Clearly this is a topic that is moving forwards. I'm trying to focus my thoughts in this post and tie them in with some examples/storytelling.
Of course I'd like to know the outcome myself as well, but doing thinking/knowledge sharing about this topic, I also found a nice Frysian proverb to support me on this road:
Elts mei graach hearre wêr't de klokke hinget, mar net wêr't de stielen leit.
It's clear we're in a changing world when it comes to how, when and where we do our work. Knowledge workers are in a luxury position that they will be able to decide for themselves what they prefer.
I can say myself that I'm quite happy with the situation I'm in right now, which underlines the articles I've read so far:
- I'm working from my house that is 90 minutes away from the office. I have my own room in there, designed to do work, be productive and enjoy high-quality calls with my colleagues and customers from over the world.
- I feel productive here, I can easily shut the door, turn on some music and be focused.
- When I think I can go outside, it's always quiet here, I enjoy our garden and nature
- I also "miss" my colleagues and spontaneous talks/meetings, but try to facilitate that by a 'meeting free' day in the office every week. I really enjoy that day now (much different than dreading the daily commute)
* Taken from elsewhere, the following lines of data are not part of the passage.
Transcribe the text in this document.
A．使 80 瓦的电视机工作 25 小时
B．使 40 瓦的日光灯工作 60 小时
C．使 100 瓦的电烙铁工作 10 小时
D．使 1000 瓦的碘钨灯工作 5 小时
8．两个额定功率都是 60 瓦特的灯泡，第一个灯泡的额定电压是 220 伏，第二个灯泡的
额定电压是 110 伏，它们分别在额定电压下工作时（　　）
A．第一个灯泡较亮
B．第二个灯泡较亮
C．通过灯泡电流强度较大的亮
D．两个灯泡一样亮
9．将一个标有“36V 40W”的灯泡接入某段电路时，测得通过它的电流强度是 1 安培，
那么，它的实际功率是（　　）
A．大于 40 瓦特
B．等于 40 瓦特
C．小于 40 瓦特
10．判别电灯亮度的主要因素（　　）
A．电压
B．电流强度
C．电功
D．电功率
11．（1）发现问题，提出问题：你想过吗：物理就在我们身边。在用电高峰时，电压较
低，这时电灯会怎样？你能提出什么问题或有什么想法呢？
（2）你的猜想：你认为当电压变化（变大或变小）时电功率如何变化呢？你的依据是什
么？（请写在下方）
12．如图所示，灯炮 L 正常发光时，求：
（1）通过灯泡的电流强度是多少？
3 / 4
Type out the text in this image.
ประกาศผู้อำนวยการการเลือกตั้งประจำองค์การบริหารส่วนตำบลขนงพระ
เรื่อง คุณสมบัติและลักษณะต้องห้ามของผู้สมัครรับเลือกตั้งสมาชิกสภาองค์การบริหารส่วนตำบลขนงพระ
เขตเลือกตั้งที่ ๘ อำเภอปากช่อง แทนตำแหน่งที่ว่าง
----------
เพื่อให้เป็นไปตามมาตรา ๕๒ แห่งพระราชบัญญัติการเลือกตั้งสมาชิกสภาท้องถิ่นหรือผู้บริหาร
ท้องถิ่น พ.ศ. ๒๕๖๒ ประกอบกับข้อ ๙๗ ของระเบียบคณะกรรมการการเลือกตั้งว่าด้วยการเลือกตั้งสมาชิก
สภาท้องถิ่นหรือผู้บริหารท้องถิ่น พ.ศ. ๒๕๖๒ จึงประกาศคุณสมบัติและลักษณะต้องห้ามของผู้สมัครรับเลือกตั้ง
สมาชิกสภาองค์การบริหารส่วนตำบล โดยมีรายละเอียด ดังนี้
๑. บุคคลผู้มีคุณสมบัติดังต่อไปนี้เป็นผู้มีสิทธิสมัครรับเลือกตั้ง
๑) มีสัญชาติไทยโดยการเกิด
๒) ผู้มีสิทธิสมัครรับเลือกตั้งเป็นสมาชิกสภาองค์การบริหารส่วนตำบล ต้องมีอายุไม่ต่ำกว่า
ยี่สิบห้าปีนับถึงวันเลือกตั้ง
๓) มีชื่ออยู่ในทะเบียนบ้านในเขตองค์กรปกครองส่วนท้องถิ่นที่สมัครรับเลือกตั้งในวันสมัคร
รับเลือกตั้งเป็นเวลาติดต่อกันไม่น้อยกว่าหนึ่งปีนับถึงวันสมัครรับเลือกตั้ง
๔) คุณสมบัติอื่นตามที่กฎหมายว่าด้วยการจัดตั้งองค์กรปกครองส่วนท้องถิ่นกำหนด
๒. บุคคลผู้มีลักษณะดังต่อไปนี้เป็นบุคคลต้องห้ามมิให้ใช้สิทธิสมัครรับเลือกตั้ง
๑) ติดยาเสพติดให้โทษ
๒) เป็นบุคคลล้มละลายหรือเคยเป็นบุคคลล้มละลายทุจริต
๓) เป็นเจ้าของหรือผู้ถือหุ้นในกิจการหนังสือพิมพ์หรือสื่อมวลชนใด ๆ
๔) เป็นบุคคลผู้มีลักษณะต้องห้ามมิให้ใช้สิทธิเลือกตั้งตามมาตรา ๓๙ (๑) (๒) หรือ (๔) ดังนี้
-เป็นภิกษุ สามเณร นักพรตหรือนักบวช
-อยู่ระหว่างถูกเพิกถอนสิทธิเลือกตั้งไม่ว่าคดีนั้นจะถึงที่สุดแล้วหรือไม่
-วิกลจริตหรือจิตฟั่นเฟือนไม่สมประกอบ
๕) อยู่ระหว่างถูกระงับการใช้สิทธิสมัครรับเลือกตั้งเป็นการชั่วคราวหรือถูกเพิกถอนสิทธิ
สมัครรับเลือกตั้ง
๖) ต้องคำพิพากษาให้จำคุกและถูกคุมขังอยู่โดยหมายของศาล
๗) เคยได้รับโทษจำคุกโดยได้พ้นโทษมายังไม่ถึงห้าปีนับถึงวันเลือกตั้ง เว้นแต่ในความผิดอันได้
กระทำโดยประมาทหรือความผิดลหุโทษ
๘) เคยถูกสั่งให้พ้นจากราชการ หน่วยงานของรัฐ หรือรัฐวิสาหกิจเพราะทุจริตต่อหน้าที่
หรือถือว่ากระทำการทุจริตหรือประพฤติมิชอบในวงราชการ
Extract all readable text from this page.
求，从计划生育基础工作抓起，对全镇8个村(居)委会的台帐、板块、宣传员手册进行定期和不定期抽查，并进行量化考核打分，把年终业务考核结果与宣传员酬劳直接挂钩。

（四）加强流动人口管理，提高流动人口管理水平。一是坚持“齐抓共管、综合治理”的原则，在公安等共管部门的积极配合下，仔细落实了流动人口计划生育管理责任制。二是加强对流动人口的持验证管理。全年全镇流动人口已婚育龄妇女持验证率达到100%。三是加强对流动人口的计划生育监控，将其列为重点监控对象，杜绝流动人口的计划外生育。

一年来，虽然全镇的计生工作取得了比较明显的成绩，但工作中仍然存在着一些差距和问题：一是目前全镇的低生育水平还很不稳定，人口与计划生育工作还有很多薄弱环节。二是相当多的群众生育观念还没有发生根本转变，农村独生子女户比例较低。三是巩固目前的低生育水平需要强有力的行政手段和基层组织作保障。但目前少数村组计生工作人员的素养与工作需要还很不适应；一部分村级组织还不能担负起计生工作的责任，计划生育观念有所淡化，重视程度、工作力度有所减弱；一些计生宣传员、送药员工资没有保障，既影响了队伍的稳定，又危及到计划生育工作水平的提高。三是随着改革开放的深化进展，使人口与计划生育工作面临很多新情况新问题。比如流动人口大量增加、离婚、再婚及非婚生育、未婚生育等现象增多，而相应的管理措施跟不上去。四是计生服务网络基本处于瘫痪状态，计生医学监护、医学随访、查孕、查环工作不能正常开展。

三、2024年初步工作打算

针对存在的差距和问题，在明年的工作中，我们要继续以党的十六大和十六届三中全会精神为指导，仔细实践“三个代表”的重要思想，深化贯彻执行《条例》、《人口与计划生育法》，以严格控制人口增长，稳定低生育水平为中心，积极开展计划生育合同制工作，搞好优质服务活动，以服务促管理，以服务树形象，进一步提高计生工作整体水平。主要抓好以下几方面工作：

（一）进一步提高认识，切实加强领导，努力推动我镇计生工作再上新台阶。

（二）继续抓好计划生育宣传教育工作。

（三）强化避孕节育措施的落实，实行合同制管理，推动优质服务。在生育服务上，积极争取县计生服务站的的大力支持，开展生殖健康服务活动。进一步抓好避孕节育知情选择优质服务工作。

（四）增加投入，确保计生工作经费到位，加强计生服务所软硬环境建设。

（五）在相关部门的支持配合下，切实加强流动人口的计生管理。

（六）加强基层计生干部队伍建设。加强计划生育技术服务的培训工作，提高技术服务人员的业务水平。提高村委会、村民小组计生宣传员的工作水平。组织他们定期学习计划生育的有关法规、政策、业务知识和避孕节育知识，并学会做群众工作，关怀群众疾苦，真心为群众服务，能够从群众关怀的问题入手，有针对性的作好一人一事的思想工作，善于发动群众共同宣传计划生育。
- Team cohesion is definitely a challenge. It's something I want to work on though!
I've tried to describe two perspectives that I use to challenge my assumptions and also limit my thoughts/solutions to the problem. Meet Joanie and Petra!
Let's take Joanie the Product Owner for a big agency. She'll be happy to do some sports in the morning, join the daily meetings and walk her dog in the afternoon. She really hates Thursdays (it's full of meetings) but fights through it by doing a few calls on the bike, outside on her terrace or from a local coffee store.
To fight her isolation she joined a local sports club, where she also met a few more remote working people. They've made her enthusiastic about the opportunity to truly leave the city life and enjoy a quieter time on the countryside (and with that reduced rent!) – her expanding knowledge on finance and banking is hopefully paying out if she wants to change jobs / projects in the future.
Petra, a 44-year-old manager, has always been a firm believer in the traditional office setting. She values face-to-face interactions and the spontaneous collaborations that happen around the watercooler. However, her Product Owner, Joanie, is a strong advocate for remote work, often citing the flexibility and work-life balance it offers.
Global Talent: Petra realizes that by allowing remote work, she can hire the best, like Joanie, without geographical limitations.
Productivity Boost: She notices that Joanie seems more focused and productive when working from home, often delivering ahead of deadlines.
Cost Efficiency: With fewer people in the office, Petra sees a noticeable drop in overhead costs, making her budget meetings a bit more pleasant.
Team Spirit: Petra misses the days when her team would spontaneously brainstorm around a whiteboard. She worries this is affecting team cohesion.
Oversight: It's harder for Petra to gauge how Joanie and the rest of her team are doing on a day-to-day basis. She misses the 'vibe check' that comes from seeing them in person.
Security Concerns: Petra is a bit anxious about data security. She knows Joanie is responsible, but the risk of a data breach keeps her up at night.
I've read the following articles on the topic:
When reading the articles linked below, the general consensus was, according to chatGPT;
The common thread across these articles is the tension between employee preferences for remote or hybrid work and executive or company policies pushing for a return to the office. While some execs argue that in-office work boosts productivity, the articles generally suggest that remote work is either equally productive or preferred by employees for its flexibility and work-life balance. The notion that remote work is here to stay, despite varying opinions, also resonates across the articles.
I don't know where this is going, I do know pure 'office work' is gone, off the table. Even though big tech wants this back, the employees won't – maybe the truly hardcore (sorry that's not me), but every company (culture) will want to organise and structure WFH/remote work differently.